Zu den anrührenden Funden gehören 26 winzige Knochenwürfel und Murmeln aus Glas und Ton, die davon künden, wie diese Alt-Berliner, beziehungsweise ihre Kinder, spielten.

Die Hölzer der Kellerverkleidung – Pfosten und Bodenbalken aus Eiche sowie die Kiefernholzbretter der Wände – waren nur noch in Restspuren erhalten. Immerhin konnten Proben für die jahresgenaue dendrologische Altersbestimmung entnommen werden. Und das Ausgrabungsteam hat ein 3D-Modell des Fundortes erstellt, das viel besser als an Ort und Stelle die Situation verständlich macht.
Es zeigt auch, dass sich in einer Ecke des Kellers eine Grube befand, womöglich anfangs eine Latrine. Darin lag ein ganzes Sammelsurium von Gegenständen: Haushaltskeramik, 50 Ziegen- und Schafknochen, Reste von Katzen, Hunden, Pferden sowie Brustbeine von Geflügel, womöglich Reste vom Gänsebraten. Daneben Kirsch-, Pflaumen- und Pfirsichkerne sowie Wal- und Haselnüsse.

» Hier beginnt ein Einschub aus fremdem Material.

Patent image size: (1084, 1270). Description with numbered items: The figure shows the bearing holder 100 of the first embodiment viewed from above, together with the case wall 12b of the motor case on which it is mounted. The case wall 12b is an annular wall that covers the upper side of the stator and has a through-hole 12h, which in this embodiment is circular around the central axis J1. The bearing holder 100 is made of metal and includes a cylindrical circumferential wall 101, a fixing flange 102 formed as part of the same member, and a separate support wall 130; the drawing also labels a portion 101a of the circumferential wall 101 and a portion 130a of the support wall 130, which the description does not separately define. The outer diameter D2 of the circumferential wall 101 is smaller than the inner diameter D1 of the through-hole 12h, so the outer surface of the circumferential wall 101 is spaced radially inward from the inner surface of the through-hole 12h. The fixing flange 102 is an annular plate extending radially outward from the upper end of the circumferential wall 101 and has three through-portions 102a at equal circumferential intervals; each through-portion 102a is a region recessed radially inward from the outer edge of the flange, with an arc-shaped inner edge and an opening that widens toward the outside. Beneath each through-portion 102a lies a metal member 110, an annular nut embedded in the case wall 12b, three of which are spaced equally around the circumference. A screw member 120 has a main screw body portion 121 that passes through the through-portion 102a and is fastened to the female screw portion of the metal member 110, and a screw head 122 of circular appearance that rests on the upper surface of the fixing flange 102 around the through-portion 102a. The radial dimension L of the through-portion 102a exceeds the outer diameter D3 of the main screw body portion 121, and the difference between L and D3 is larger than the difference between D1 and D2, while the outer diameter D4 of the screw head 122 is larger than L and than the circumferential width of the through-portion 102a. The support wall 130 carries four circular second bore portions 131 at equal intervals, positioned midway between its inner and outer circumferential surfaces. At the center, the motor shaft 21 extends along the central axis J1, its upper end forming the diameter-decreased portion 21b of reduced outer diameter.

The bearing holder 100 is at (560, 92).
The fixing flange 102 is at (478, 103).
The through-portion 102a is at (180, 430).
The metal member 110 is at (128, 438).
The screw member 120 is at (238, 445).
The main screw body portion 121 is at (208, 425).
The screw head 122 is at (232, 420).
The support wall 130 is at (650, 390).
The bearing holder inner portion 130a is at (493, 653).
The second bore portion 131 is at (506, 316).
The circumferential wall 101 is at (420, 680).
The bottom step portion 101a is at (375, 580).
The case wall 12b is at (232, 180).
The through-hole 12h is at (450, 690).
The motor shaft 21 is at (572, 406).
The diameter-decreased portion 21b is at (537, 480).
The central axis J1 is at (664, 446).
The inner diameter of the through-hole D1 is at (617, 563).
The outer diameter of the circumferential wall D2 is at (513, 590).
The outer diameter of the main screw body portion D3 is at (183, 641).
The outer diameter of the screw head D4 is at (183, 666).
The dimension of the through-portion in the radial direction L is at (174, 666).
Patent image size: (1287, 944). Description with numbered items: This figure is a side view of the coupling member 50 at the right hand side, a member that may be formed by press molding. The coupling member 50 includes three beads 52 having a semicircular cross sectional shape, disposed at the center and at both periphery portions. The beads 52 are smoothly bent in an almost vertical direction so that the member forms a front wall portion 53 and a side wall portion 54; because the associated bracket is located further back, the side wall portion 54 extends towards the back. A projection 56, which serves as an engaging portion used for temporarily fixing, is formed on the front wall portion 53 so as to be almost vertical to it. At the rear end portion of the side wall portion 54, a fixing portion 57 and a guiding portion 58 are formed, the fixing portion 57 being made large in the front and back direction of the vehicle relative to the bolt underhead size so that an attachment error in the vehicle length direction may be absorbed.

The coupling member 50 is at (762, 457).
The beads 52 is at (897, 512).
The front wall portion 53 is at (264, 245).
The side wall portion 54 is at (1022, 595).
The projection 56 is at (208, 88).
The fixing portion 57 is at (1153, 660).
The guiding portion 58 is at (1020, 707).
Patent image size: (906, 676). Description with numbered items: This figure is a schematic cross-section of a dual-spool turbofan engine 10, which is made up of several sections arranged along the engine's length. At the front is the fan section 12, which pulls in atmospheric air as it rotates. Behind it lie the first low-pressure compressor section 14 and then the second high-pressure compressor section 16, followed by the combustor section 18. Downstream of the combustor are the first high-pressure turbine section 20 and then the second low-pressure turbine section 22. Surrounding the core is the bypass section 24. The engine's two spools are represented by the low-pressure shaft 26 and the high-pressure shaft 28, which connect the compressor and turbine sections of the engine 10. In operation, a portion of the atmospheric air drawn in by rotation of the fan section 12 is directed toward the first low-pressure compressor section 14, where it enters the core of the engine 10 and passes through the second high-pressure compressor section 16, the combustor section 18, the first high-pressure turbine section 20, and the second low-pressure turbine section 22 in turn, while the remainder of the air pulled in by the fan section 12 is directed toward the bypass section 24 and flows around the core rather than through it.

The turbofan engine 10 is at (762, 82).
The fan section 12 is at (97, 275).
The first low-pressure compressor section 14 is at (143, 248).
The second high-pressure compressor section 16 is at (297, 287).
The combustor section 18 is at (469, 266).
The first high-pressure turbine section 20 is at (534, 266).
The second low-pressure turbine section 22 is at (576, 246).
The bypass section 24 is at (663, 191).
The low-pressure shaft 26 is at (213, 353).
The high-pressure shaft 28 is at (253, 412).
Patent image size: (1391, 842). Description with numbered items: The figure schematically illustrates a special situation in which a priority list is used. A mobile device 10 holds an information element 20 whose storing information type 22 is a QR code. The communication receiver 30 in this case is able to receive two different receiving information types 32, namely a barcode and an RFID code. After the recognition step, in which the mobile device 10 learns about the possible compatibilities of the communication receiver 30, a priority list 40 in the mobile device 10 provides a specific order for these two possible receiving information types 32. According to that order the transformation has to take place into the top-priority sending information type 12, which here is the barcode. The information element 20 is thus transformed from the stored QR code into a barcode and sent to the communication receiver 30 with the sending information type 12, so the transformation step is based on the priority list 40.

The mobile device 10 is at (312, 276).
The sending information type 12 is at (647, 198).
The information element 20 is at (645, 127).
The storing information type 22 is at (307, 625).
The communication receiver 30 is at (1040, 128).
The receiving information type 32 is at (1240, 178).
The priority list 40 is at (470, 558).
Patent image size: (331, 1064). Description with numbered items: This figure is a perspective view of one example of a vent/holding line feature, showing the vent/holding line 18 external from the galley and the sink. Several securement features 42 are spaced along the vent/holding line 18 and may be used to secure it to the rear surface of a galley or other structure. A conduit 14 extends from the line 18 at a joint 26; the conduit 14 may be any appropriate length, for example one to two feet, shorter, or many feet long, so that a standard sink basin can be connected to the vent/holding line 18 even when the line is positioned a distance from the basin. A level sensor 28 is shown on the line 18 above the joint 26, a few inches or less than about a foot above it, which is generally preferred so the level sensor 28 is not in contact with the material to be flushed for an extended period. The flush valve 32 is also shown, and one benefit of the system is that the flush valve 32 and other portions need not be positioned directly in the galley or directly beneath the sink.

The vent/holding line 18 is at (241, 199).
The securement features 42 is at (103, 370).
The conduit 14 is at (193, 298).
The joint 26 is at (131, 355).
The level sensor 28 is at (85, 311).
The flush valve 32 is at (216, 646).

Der Rest eines hölzernen Steckkamms zeugt von der Anwesenheit von Damen. Sogar ein Schlittschuh kam zum Vorschein: gefertigt aus dem Vorderfuß eines Pferdebeines, versehen mit Bohrlöchern für die Schnüre, mit denen die Kufe unter den Schuh gebunden werden konnte.
Da kommt man der Antwort auf die Frage „Wer waren diese Leute?“ doch nahe.
Jahrelange Forschung mit inzwischen ausgefeilten wissenschaftlichen Methoden wird ganz gewiss weitere Erkenntnisse bringen. Und natürlich will das interessierte Publikum sehen, was es Neues aus alten Zeiten gibt. Man wird sich gedulden müssen, sagte Christoph Rauhut, Landeskonservator und Leiter des Landesdenkmalamtes. Zunächst werden die Funde im Eingangsmagazin des Denkmalamtes wissenschaftlich erfasst, dort erfolgen auch erste restaurierende Schritte, die vor allem sensible Materialien stabilisieren.
Als künftige Ausstellungsorte bieten sich in Berlin das Museum für Vor- und Frühgeschichte, das Märkische Museum und das kurz vor der Fertigstellung stehende neue Archäologische Haus am Petriplatz an. Auch im künftigen Quartier am Molkenmarkt werden Spuren der Vergangenheit in „kleineren und größeren archäologischen Fenstern“ zu sehen sein, wie Christoph Rauhut bestätigte: „Da sind wir positiv gestimmt.“
Kultursenator Klaus Lederer sagte: „Das ist verabredet“, doch sei ja erst die Hälfte des mehr als 20.000 Quadratmeter umfassenden Areals ausgegraben. „Wir wissen ja nicht, was noch kommt.“ Am Ort der jüngsten Funde jedoch gebe es nichts zu zeigen, da sei nichts mehr.
Die Grube, die die für Berlin einzigartige Menge und Vielfalt von Alltagsobjekten barg, wurde allem Anschein nach in kürzester Zeit verfüllt. Warum? Auch das bleibt eine zu klärende Frage. Jedenfalls setzte an dieser attraktiven Stelle bald rege Bautätigkeit ein und eine historische Schicht kam auf die andere, auch jetzt werden den Archäologen Bauarbeiter folgen. Man darf gespannt sein.